Dès 2018, un rapport de l’agence suédoise de financement de l’innovation, Vinnova, identifiait les principaux domaines d’application de l’intelligence artificielle qui devraient permettre de conforter la force d’innovation des entreprises du pays : le développement industriel, les voyages et transports, les villes durables et intelligentes, les services, la sécurité et la santé.
Dans ce dernier domaine notamment, c’est à l’université d’Umeå, dans le nord de la Suède, que la Française Emmanuelle Charpentier, prix Nobel de chimie 2020, a découvert le CRISPR-Cas9 (système permettant de couper l’ADN à un endroit précis du génome).
Disruption dans l’énergie
Cette force d’innovation trouve ainsi son application dans nombre de secteurs. Celui de la transition énergétique en est un bon exemple. Le marché suédois est l’un des plus avancés en matière de transition énergétique. La Suède compte parmi les pays européens ayant le plus d’énergies renouvelables dans leur production d’électricité : 54,6 % en 2018, dont 39 % hydro et 11 % éolien. Ses objectifs à terme sont ambitieux avec 65 % d’énergie renouvelable dans la consommation finale totale d’ici 2030 et 100 % d’ici 2040.
Dans ce domaine, l’innovation suédoise commence dans la conception même des bâtiments en s’appuyant sur le principe de la « prosommation », qui considère un particulier ou une entité à la fois comme producteur et consommateur d’énergie. Les surplus énergétiques produits par des ménages ou des immeubles grâce, entre autres, à des panneaux photovoltaïques, des éoliennes ou de la biomasse permettent d’alimenter le réseau de distribution national ou local.
Aujourd’hui, avec quelque 500 systèmes de chauffage urbain à travers le pays, cette production locale a l’avantage de limiter les coûts de « transport » et de soulager le réseau. Ainsi, Hyllie, un quartier de Malmö conçu en 2010 comme une « ville intelligente du futur », tire toute son énergie du biogaz, de la biomasse, du solaire, des déchets et de l’éolien produits localement. L’ensemble du système fonctionne grâce à un réseau intelligent qui s’adapte en temps réel aux conditions météorologiques, en fonction de l’ensoleillement et du vent.

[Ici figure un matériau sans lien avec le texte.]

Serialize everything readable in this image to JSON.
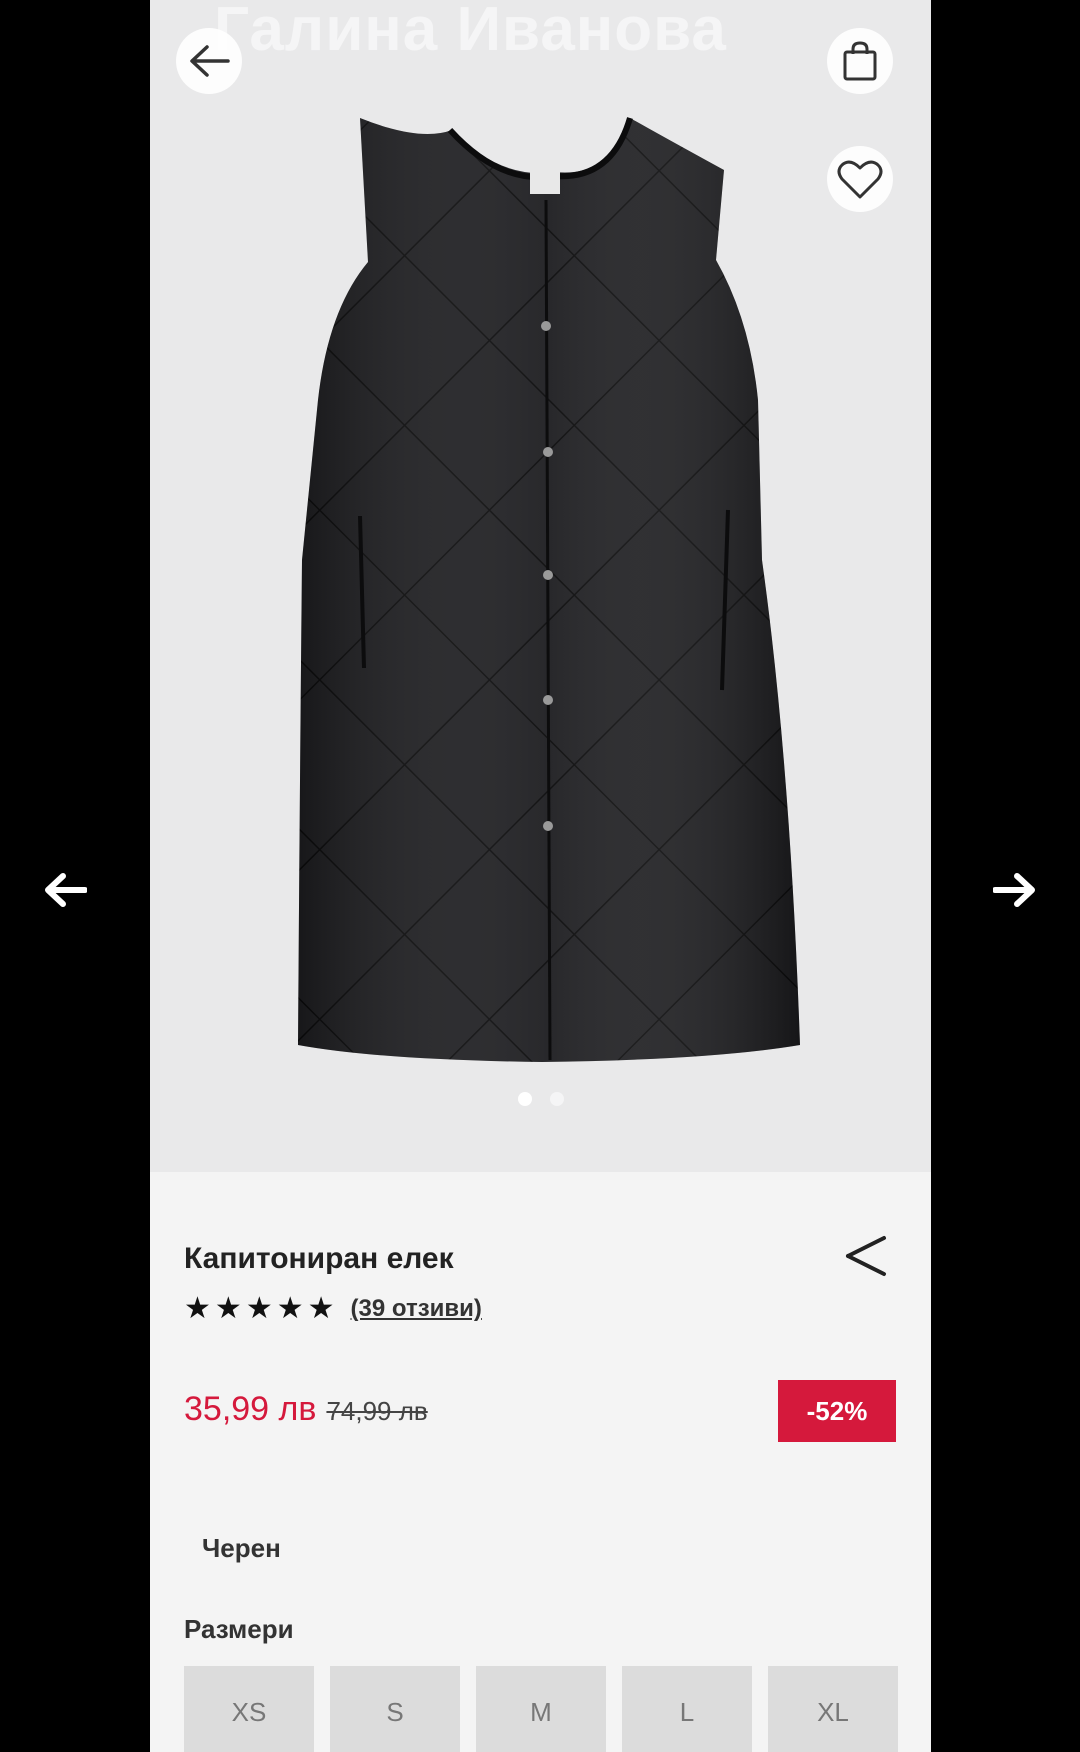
{
  "viewer": {
    "prev_icon": "arrow-left-icon",
    "next_icon": "arrow-right-icon"
  },
  "header": {
    "seller_name": "Галина Иванова",
    "back_icon": "arrow-left-icon",
    "bag_icon": "shopping-bag-icon",
    "favorite_icon": "heart-icon"
  },
  "gallery": {
    "image_count": 2,
    "active_index": 0
  },
  "product": {
    "title": "Капитониран елек",
    "rating_stars": 5,
    "reviews_label": "(39 отзиви)",
    "price": "35,99 лв",
    "old_price": "74,99 лв",
    "discount_label": "-52%",
    "color": "Черен",
    "sizes_label": "Размери",
    "sizes": [
      "XS",
      "S",
      "M",
      "L",
      "XL"
    ]
  },
  "colors": {
    "accent": "#d5193c",
    "panel_bg": "#f4f4f4",
    "hero_bg": "#e9e9ea"
  }
}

Omexom, la marque de VINCI Energies spécialisée dans les infrastructures d’énergie, est très active sur ce marché pionnier. Au travers notamment de son nouveau centre d’innovation à Stockholm, The Hive, elle y développe un large éventail d’expertises, que ce soit pour la connexion de la production d’énergie renouvelable au réseau, de la mobilité électrique, de l’efficacité énergétique ou pour le stockage d’énergie.
Expérience pilote
Toujours en matière de transition énergétique, la Suède semble avoir un coup d’avance. Sur l’île de Gotland dans la Baltique, une expérience pilote menée par la société israélienne Electreon avec le concours d’Eitech Electro AB, une entreprise de VINCI Energies, teste une route électrique capable de recharger les batteries des véhicules pendant leur trajet.
Baptisé Smartroad Gotland et déployé depuis l’automne 2020, ce projet qui sera mené jusqu’au printemps 2022 vise à diminuer la part des transports routiers dans les émissions de gaz carbonique du pays. Smartroad Gotland est l’une des quatre expérimentations en cours dans le pays. La Suède prévoit en effet la construction d’environ 2 000 km de routes à induction pour un coût total estimé à 3 milliards d’euros.

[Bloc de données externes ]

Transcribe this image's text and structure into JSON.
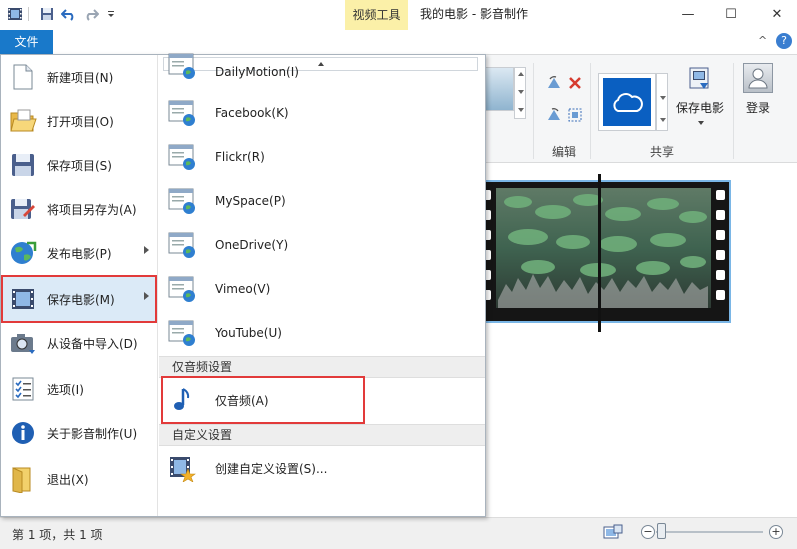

Accélération dans le recyclage des batteries ?
Le fabricant suédois de batteries Northvolt a produit le 29 décembre 2021 sa première cellule à base de nickel, manganèse et cobalt 100 % recyclés. L’entreprise s’est engagée à ce que ses batteries soient produites à partir d’au moins 50 % de matériaux recyclés en 2030. La construction de Revolt Ett, son usine de recyclage située à Skellefteå, dans le nord du pays, a débuté en 2019. A pleine capacité, cette « gigafactory » produira 60 GWh de batterie, c’est-à-dire assez pour équiper un million de véhicules électriques chaque année.